Нейроэфир: Ренни. Начало

ГЛАВА 1

━━━━━ ✦ ━━━━━

НАКАЗАНИЕ И ПРЕСТУПЛЕНИЕ

На залитой утренним солнцем скалистой площадке всё было готово к казни. На груде бесформенных камней сидел палач — огромный молодой человек с изуродованным лицом: обожжённая кожа, рассечённая бровь, неровно сросшийся нос, всё в нем, будто бы нарочно, вызывало отвращение. Это был известный в местных кругах Гаргул. Он поглаживал череп, привязанный к поясу, что-то бормоча себе под нос. Перед Гаргулом на коленях стоял тощий побитый паренек с бритой головой и татуировкой мёртвой куницы, стекающей с лица до самой шеи. Несчастный тяжело дышал, опустив голову.
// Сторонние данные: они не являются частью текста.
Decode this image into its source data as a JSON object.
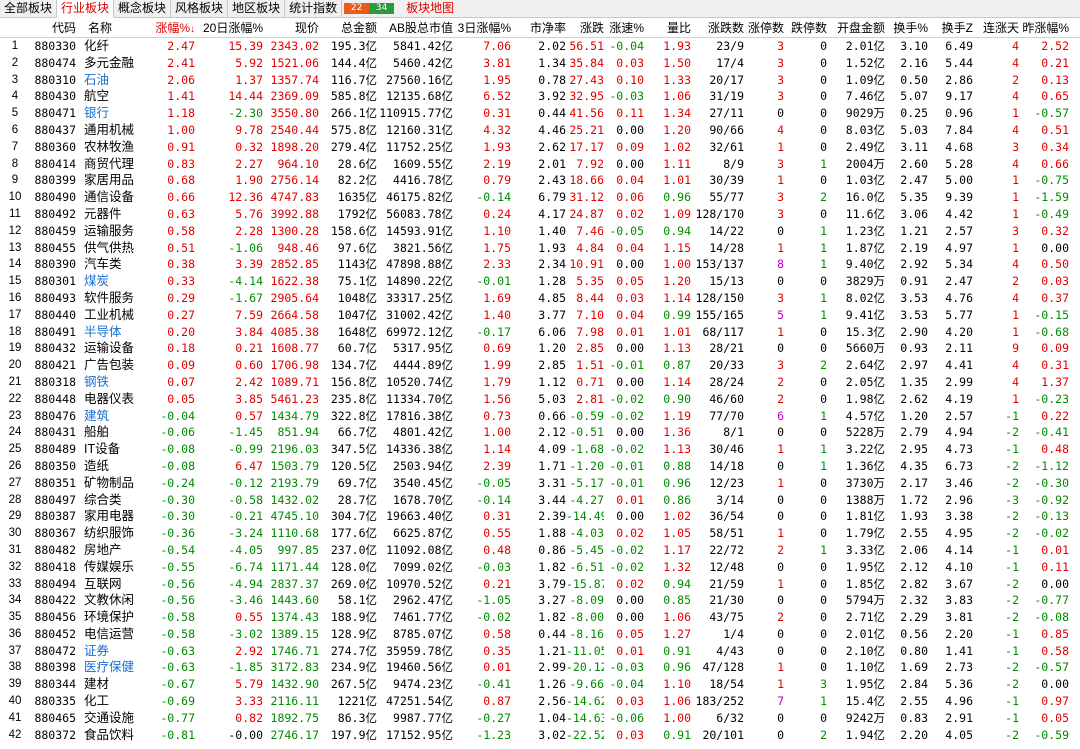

Его грудь была исполосована свежими порезами, одно плечо сильно опухло — явно после вчерашнего допроса. Губы потрескались от жажды, на лице застыла смесь боли и страха. Рядом с пленником, на камне, лежал странный изогнутый клинок, обугленный по краям, предназначенный для быстрого отсечения головы. Соседство с таким предметом вызывало у обречённого нервную дрожь. Неподалёку также валялся кусок механизма от катапульты.

— Догеройствовался Сухой… — неуклюже сплюнув себе же на ботинок, прошептал кто-то в толпе. Прошептал так, чтобы Гаргул не услышал.

— Героем на большой земле нужно было жить. А в этом аду им одна дорога, — буркнул стоявший рядом.

Решившим здесь обосноваться людям, было привычно, что в воздухе витал сырой, гнилостный запах, смешанный с ароматом разлагающихся листьев. Чтобы разглядеть небо, нужно было задрать голову повыше — лагерь банды Куниц располагался в глубине Торского леса и, погружённый во мрак, казался, живым существом. Огромные искривлённые деревья, со стволами, покрытыми мхом, выглядели как старая, обветшалая кожа. Между скал, руин и деревьев ютились хлипкие самодельные палатки, собранные из разного рода досок, брезента и шкур. Не замечая местных порядков, установленных в древних развалинах, пели птицы и стрекотали цикады.

Толпа, образовавшая круг, преимущественно выглядела как изрядно потрёпанные и побитые ученики старшей школы из любого ближайшего к лесу поселения. Но таких учеников, на которых надели лохмотья. Кто-то болтал без умолку, прикрывая страх словами, кто-то воровал еду, не глядя в глаза соседу. Были и те, у кого взгляд был как у могильщика — пустой, тяжёлый, этим бандитам лучше было не перечить. Разномастные, собранные по непонятному принципу в этих развалинах, они напоминали выброшенную колоду карт — перемешанную, обугленную, кое-где испачканную кровью.

— Жаль Сухого, эх, жаль. Хорошо, что Веа не видит этого. — Сказал кто-то в толпе.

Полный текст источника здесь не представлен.